As a financial advisor with Edward Jones, I spend a lot of time talking with clients about trust, communication, and planning ahead. Ironically, going through our wedding planning process showed me exactly how damaging it can be when those things are missing.
Leading up to the wedding:
* Emails often went unanswered unless we followed up 3–4 times.
* Phone calls regularly went to voicemail with no response.
* Meetings required us to repeatedly revisit details we had already covered months, and sometimes days earlier.
* We were never informed there would be five other weddings happening at the same time as ours.
* Most importantly, we were not told that the bathrooms closest to our reception space were under construction, despite them apparently being that way well before the event.

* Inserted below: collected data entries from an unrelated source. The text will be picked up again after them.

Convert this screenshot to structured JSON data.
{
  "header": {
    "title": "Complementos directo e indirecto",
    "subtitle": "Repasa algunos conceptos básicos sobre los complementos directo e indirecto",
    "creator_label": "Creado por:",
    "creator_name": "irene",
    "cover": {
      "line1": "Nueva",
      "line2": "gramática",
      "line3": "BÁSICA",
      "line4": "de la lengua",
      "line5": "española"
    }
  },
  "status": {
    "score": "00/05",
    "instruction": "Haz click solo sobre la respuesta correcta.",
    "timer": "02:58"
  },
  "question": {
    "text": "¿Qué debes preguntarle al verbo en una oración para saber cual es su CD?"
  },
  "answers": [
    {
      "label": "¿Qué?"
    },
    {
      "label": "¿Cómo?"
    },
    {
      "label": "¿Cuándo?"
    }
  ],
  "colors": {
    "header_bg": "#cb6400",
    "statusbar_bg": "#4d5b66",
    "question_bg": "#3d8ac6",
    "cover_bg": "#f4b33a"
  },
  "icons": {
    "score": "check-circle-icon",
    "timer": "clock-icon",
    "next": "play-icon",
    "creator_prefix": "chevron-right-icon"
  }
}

That last point mattered deeply to my family. My father is handicapped, and many of our relatives are older. Instead of having accessible restrooms nearby, some guests had to walk significant distances or return to their hotel rooms simply to use the bathroom.

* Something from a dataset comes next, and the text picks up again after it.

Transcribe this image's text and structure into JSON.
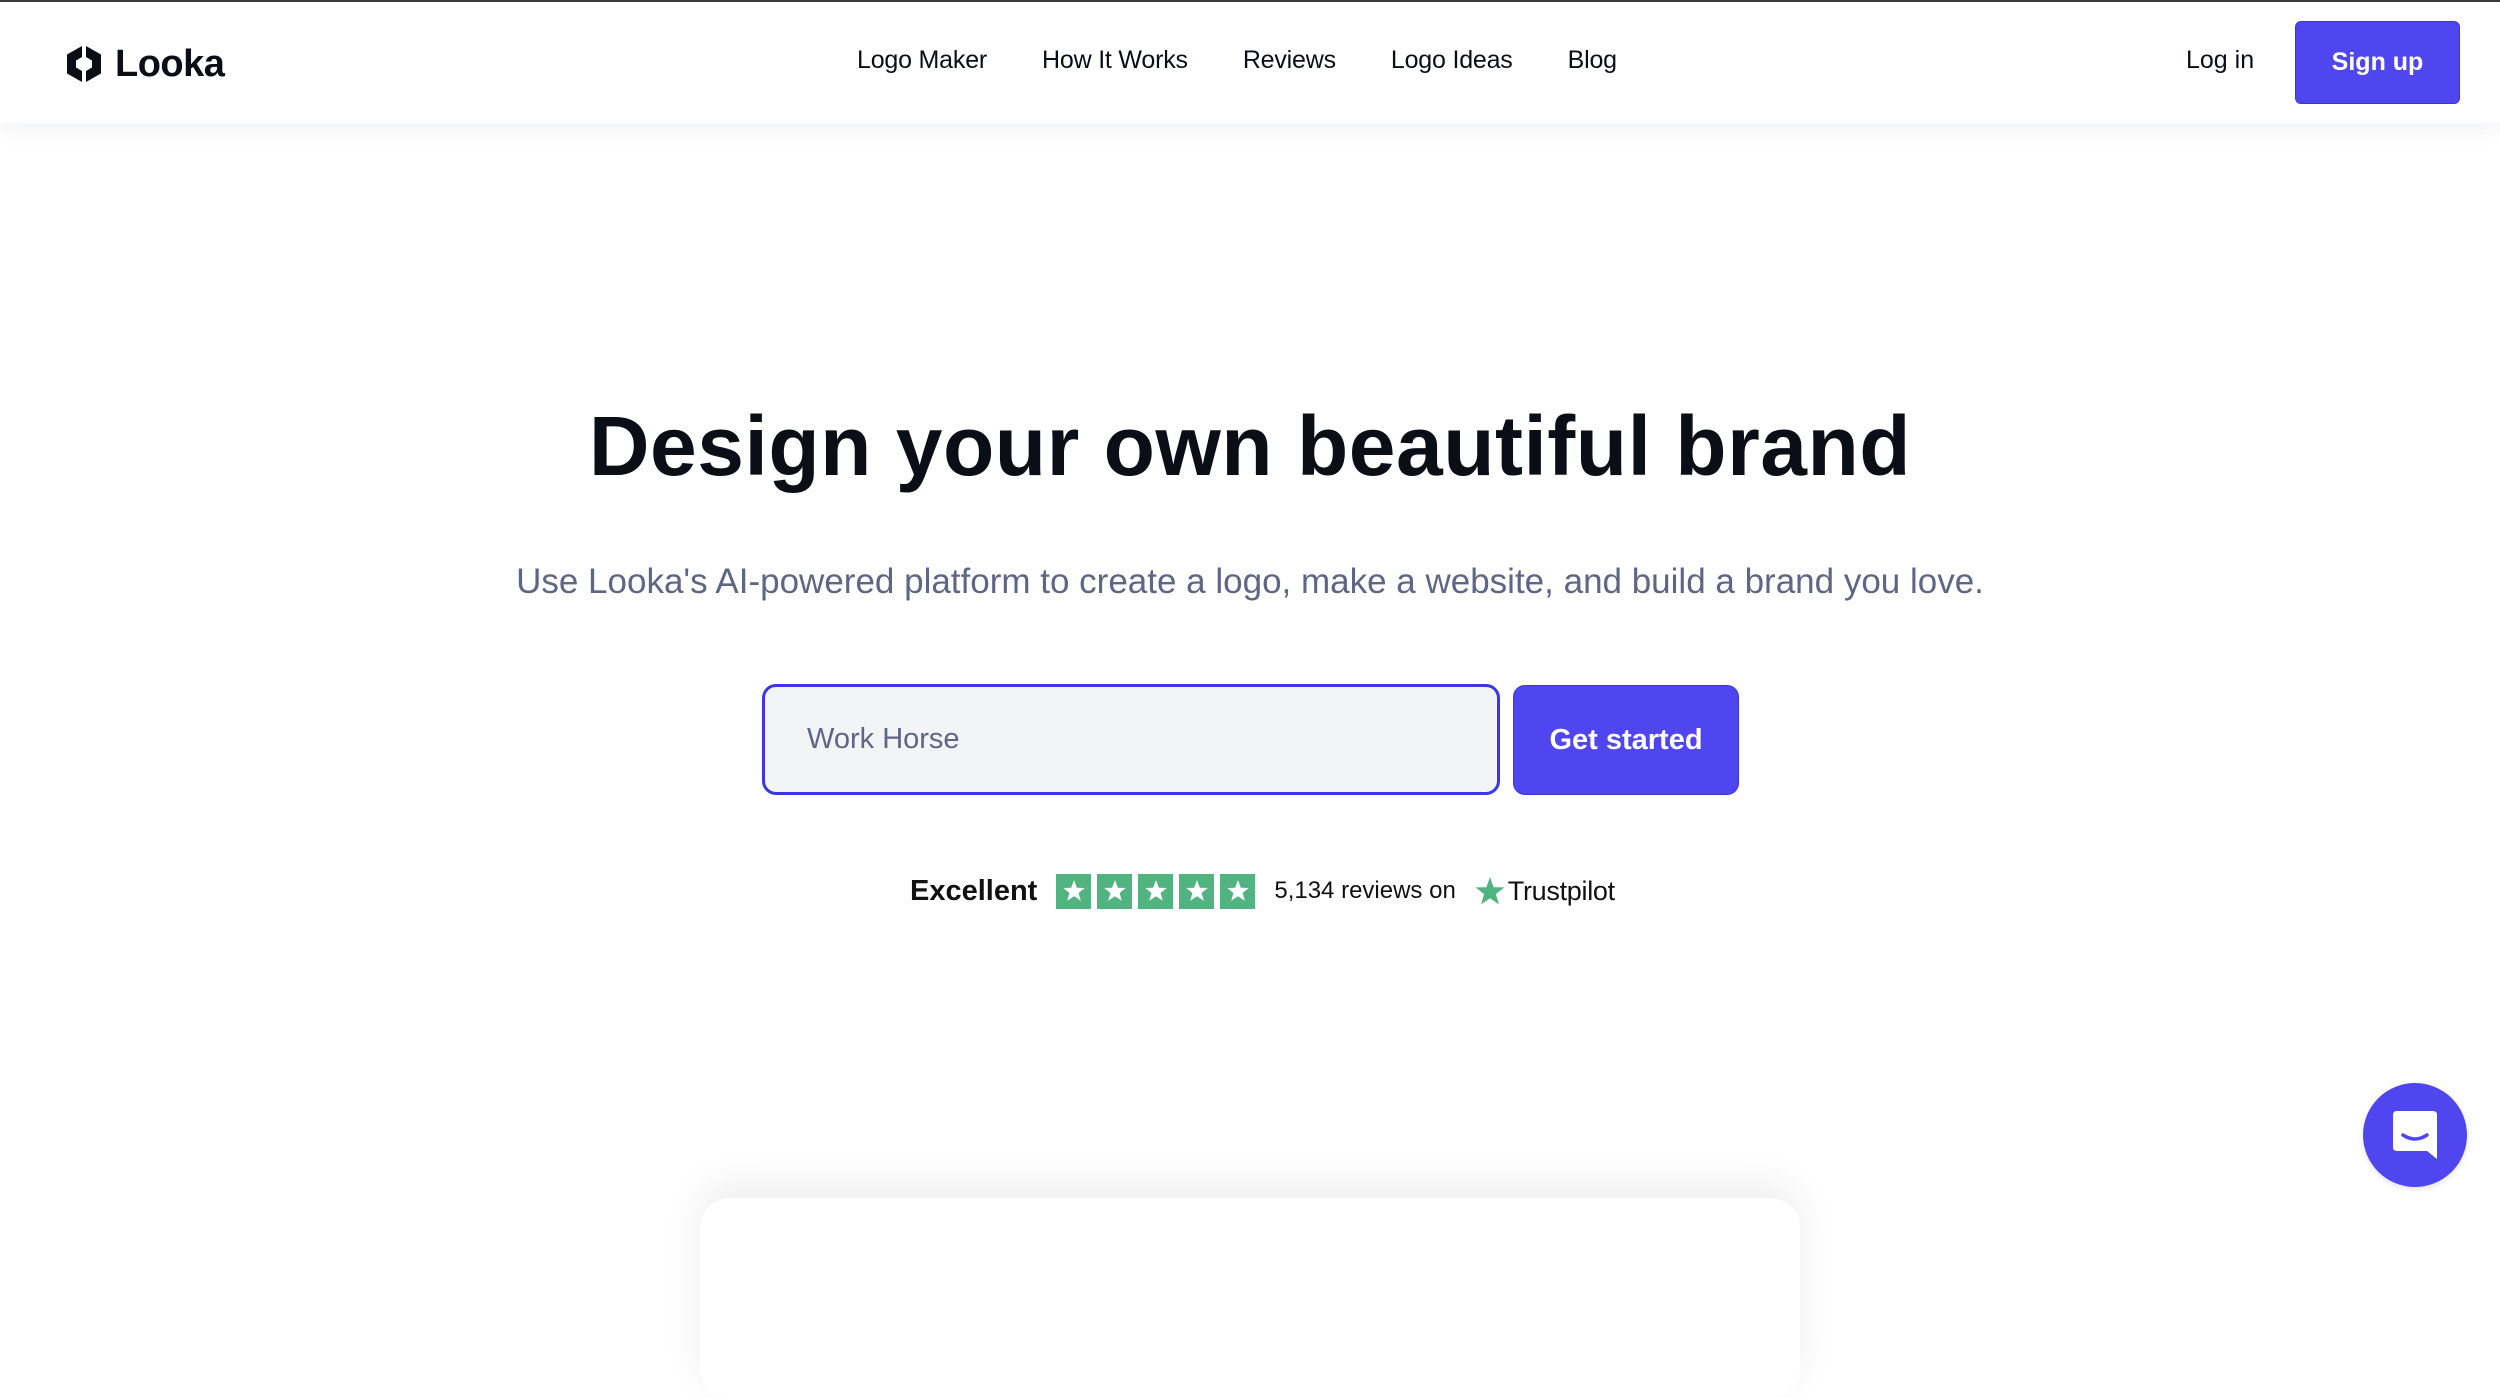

The wedding itself was still beautiful, and we’re incredibly grateful to everyone who celebrated with us. But the experience reinforced something important:
People rarely remember the PowerPoint presentation, the sales pitch, or the polished marketing materials. They remember how supported they felt when something mattered to them personally.

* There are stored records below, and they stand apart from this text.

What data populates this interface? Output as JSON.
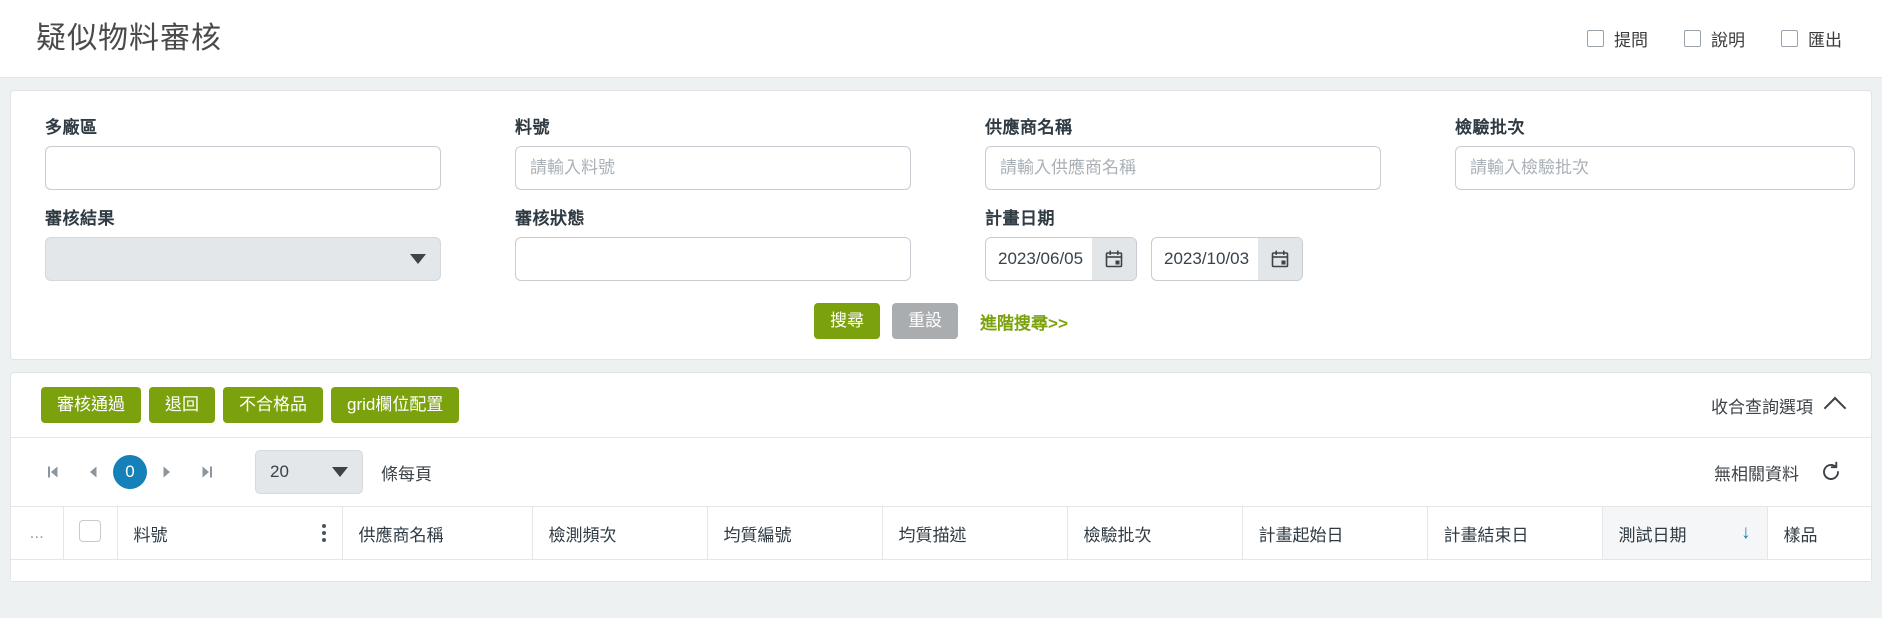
{
  "header": {
    "title": "疑似物料審核",
    "actions": [
      {
        "label": "提問",
        "icon": "checkbox-icon"
      },
      {
        "label": "說明",
        "icon": "checkbox-icon"
      },
      {
        "label": "匯出",
        "icon": "checkbox-icon"
      }
    ]
  },
  "search": {
    "fields": {
      "plant": {
        "label": "多廠區",
        "value": "",
        "placeholder": ""
      },
      "material_no": {
        "label": "料號",
        "value": "",
        "placeholder": "請輸入料號"
      },
      "supplier_name": {
        "label": "供應商名稱",
        "value": "",
        "placeholder": "請輸入供應商名稱"
      },
      "inspection_lot": {
        "label": "檢驗批次",
        "value": "",
        "placeholder": "請輸入檢驗批次"
      },
      "review_result": {
        "label": "審核結果",
        "value": "",
        "placeholder": ""
      },
      "review_status": {
        "label": "審核狀態",
        "value": "",
        "placeholder": ""
      },
      "plan_date": {
        "label": "計畫日期",
        "start": "2023/06/05",
        "end": "2023/10/03",
        "icon": "calendar-icon"
      }
    },
    "buttons": {
      "search": "搜尋",
      "reset": "重設",
      "advanced": "進階搜尋>>"
    }
  },
  "grid": {
    "toolbar": {
      "buttons": [
        "審核通過",
        "退回",
        "不合格品",
        "grid欄位配置"
      ],
      "collapse_label": "收合查詢選項",
      "collapse_icon": "chevron-up-icon"
    },
    "pager": {
      "first_icon": "first-page-icon",
      "prev_icon": "prev-page-icon",
      "current_page": "0",
      "next_icon": "next-page-icon",
      "last_icon": "last-page-icon",
      "page_size": "20",
      "per_page_label": "條每頁",
      "status": "無相關資料",
      "refresh_icon": "refresh-icon"
    },
    "columns": [
      {
        "label": "...",
        "type": "ellipsis"
      },
      {
        "label": "",
        "type": "checkbox"
      },
      {
        "label": "料號",
        "type": "text",
        "menu": true
      },
      {
        "label": "供應商名稱",
        "type": "text"
      },
      {
        "label": "檢測頻次",
        "type": "text"
      },
      {
        "label": "均質編號",
        "type": "text"
      },
      {
        "label": "均質描述",
        "type": "text"
      },
      {
        "label": "檢驗批次",
        "type": "text"
      },
      {
        "label": "計畫起始日",
        "type": "text"
      },
      {
        "label": "計畫結束日",
        "type": "text"
      },
      {
        "label": "測試日期",
        "type": "text",
        "sorted": "desc"
      },
      {
        "label": "樣品",
        "type": "text"
      }
    ],
    "rows": []
  },
  "colors": {
    "accent_green": "#7ba20c",
    "accent_blue": "#1681b8",
    "gray_button": "#aaadb0"
  }
}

As a high-net-worth advisor, this experience strengthened several commitments I already try to bring into my practice every day:
* Respond promptly and proactively.
* Keep detailed notes so clients never have to repeat themselves.
* Communicate issues early, not after they become problems.
* Never assume something “small” won’t matter to the client.
* Understand that behind every financial decision is a real family, real emotions, and real life circumstances.
Clients trust us with some of the most important moments in their lives: retirement, business sales, inheritances, caring for aging parents, preparing the next generation, and navigating uncertainty.
Service is not just about being available when things are easy. It’s about being organized, communicative, and dependable before problems arise.
Sometimes the best professional lessons come from personal experiences. This was certainly one of them.